In this case, the function rank() is used to compute the rankings, taking amount as the criteria for comparison; the function pselect() is used to compute the serial number of records ranking below 10; the function isect() is used to compute the intersection set of data from multiple groups.

Comparison

To solve such problems with the stored procedure, the developer must have a relatively much higher technical competence. Even so, the highly capable developers with strong technical background may still often find themselves in a dilemma of either composing brief statements of bad readability or a great many lines of codes. On one hand, composing brief statements requires well-grasped SQL techniques, and composing a great many lines of codes requires great programming skills. On the other hand, the stored procedure is based on the SQL statement and thus hard to root out these inherent drawbacks. Considering this, it defeats the purpose for introducing the stored procedure to overcome the drawbacks of SQL statements.
As we can see, esProc users can solves this problem from a rather intuitive and descriptive business perceptive, not requiring any so-called “tips” to compose any statement hard to read. Every step is concise and easy-to-read. The whole procedure goes step by step to the analysis target easily.
Compared with the stored procedure, esProc by nature is definitely more suitable to solve the complex computation.

Feature: a JDBC Interface

JDBC is a widely-applied standard interface that is often used by the application of Java architecture to call various databases. esProc is built with Java totally and provide JDBC interface for external use. When being called, esProc will be recognized as a database, allowing the external application, such as reporting tools, to access it with SQL statements.

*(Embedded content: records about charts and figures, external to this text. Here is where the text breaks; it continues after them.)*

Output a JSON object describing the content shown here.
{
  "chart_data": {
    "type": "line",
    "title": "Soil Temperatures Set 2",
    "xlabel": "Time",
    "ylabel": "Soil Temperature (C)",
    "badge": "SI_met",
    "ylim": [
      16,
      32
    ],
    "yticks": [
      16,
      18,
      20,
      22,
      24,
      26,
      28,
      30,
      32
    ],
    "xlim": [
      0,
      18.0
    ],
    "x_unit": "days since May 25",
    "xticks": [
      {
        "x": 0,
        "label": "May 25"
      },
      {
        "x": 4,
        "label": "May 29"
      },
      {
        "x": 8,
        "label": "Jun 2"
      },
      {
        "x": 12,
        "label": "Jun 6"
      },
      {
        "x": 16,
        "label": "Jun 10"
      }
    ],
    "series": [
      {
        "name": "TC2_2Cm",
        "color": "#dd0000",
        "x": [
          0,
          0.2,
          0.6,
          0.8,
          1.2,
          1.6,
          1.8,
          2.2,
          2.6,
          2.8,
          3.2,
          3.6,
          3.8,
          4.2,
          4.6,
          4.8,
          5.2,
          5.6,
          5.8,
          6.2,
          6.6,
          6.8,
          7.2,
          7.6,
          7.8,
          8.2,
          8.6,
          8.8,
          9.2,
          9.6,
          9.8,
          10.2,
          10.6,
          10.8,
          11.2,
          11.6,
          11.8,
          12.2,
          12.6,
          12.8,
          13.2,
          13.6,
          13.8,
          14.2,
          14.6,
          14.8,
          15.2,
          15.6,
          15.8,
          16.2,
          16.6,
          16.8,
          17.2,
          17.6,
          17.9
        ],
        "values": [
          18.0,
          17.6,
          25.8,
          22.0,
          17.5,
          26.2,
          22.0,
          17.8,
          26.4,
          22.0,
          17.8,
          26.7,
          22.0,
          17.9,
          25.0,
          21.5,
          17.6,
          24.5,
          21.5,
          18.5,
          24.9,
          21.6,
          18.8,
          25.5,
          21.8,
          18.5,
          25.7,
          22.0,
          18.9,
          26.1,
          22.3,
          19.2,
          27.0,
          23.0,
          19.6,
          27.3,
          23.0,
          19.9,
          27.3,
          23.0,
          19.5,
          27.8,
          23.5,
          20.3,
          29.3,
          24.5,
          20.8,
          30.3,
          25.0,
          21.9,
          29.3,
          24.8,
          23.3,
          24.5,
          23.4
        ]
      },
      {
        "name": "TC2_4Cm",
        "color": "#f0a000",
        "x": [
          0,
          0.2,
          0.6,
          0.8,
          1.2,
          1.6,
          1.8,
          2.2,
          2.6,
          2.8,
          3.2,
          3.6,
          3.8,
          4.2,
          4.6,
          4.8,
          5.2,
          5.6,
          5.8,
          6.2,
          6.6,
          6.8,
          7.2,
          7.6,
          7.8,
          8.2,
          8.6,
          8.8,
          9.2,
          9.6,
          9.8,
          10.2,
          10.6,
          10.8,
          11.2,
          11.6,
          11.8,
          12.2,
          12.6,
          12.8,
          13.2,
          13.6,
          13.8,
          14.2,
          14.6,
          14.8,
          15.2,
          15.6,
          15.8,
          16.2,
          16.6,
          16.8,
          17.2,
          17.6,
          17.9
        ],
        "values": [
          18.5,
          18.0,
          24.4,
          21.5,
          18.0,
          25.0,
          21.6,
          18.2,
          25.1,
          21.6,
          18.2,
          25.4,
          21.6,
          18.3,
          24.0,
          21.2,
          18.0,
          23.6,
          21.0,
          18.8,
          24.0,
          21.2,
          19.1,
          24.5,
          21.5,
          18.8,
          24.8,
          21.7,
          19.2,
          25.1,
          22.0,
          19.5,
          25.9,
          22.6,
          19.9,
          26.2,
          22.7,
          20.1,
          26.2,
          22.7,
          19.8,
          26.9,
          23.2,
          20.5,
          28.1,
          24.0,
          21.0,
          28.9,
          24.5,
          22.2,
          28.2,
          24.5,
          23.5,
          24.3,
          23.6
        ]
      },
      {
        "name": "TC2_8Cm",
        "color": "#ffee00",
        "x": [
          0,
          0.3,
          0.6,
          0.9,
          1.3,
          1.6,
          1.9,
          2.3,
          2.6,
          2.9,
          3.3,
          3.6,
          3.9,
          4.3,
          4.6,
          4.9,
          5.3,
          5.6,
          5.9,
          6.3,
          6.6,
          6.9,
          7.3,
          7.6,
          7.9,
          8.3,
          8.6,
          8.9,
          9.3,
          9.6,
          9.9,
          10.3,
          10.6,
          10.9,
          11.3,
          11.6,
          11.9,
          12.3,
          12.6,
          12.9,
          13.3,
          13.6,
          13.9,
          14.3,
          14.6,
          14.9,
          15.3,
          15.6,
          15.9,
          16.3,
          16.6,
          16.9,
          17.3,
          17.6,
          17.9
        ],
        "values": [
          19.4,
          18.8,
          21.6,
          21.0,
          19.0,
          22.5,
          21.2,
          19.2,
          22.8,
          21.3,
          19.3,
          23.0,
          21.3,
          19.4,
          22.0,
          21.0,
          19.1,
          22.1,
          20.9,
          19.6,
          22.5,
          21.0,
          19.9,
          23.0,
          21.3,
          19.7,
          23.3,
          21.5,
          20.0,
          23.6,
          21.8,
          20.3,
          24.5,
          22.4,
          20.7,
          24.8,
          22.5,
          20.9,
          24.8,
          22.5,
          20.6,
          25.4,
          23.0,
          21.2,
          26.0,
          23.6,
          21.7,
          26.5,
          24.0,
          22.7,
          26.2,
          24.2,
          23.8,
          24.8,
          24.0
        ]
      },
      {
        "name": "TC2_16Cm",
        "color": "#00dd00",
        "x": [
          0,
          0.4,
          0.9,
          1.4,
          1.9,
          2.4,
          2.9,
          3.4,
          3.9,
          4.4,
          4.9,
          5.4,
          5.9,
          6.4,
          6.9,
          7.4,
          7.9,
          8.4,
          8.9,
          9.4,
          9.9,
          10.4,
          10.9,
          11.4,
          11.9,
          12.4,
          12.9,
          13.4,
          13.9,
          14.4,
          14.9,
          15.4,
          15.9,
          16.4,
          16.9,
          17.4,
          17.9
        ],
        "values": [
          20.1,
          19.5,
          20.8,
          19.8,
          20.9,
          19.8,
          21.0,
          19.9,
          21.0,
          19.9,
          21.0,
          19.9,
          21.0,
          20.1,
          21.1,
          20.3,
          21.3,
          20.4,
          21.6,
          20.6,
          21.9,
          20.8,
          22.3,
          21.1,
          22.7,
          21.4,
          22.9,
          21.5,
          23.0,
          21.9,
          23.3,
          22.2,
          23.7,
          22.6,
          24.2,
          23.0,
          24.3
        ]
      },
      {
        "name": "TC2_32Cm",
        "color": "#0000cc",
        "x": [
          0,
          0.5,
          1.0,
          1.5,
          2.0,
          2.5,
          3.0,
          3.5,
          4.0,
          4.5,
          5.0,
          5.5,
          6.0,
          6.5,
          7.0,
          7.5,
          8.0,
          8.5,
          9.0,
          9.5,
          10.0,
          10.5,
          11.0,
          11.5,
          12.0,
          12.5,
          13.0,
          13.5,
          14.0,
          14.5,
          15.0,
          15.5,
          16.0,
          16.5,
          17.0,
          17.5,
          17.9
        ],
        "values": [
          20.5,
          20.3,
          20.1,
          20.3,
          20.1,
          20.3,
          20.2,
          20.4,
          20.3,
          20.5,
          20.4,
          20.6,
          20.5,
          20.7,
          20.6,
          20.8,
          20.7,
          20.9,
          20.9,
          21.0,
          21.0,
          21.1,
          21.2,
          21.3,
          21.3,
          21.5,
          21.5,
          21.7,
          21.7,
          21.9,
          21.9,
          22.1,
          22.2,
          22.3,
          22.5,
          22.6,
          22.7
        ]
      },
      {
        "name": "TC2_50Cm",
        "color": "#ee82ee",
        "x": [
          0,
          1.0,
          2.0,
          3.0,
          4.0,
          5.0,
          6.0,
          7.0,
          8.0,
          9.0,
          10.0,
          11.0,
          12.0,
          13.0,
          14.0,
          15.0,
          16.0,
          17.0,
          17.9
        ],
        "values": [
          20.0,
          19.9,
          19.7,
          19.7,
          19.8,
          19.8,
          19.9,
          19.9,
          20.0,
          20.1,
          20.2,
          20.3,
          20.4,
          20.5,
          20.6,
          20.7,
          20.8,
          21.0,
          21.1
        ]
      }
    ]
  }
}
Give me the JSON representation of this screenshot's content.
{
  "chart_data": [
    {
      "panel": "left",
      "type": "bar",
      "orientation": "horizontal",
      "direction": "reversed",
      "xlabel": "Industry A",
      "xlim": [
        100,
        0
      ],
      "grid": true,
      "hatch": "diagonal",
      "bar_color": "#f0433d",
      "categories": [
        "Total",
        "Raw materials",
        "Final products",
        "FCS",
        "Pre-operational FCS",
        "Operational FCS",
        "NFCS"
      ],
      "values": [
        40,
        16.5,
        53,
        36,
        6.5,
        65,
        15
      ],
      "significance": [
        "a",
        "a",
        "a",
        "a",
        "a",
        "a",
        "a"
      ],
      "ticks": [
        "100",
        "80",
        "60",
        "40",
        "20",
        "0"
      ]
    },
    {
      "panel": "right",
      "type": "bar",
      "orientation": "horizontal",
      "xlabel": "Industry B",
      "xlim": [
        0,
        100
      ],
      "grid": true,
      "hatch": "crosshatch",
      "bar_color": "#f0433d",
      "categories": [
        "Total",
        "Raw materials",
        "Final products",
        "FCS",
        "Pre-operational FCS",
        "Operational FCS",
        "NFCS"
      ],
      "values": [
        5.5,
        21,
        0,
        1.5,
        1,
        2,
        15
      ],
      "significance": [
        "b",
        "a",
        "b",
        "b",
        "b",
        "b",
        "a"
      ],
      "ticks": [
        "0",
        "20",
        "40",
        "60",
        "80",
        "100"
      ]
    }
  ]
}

Feature: a Professional Analysis Tool for Mass Data

esProc is a tool ideal for mass data computation, with same analysis ability capable for SQL statement and stored procedure: On the one hand, esProc can be used to query, filter, group, and collect statistics on data like SQL statement; On the other hand, esProc can implement the loop and branch judgment for the analysis procedure like the stored procedure.

Feature: a Better Performance than that of Stored Procedure

Compared with esProc, both SQL statements and stored procedures are also the analysis tool for mass data but have some obvious defects: the incomplete stepwise mechanism, incomplete set-lizing, lack of serial number, and lack of reference. Therefore, when confront with complex computation, it is usually quite hard to design the SQL statement or stored procedures, and requires extremely strong technical background to be a competent developer.
esProc has overcome all drawbacks of stored procedure inherited from SQL, and thus is much more powerful than the stored procedure on the respect of analysis. Furthermore, esProc enable those developers of weak technical background to implement the complex computation easily

esProc Values

esProc boasts a powerful analysis ability and low requirements on developer’s technical background, which saves them from the complex and hard-to-understand stored procedure.
esProc is not bond to any database and supports most common datasources, allowing developers to migrate conveniently. It is an analysis tool that is not only highly efficient but also easy to maintain.
esProc is specially built for the mass data computation as a smarter choice for data analysis.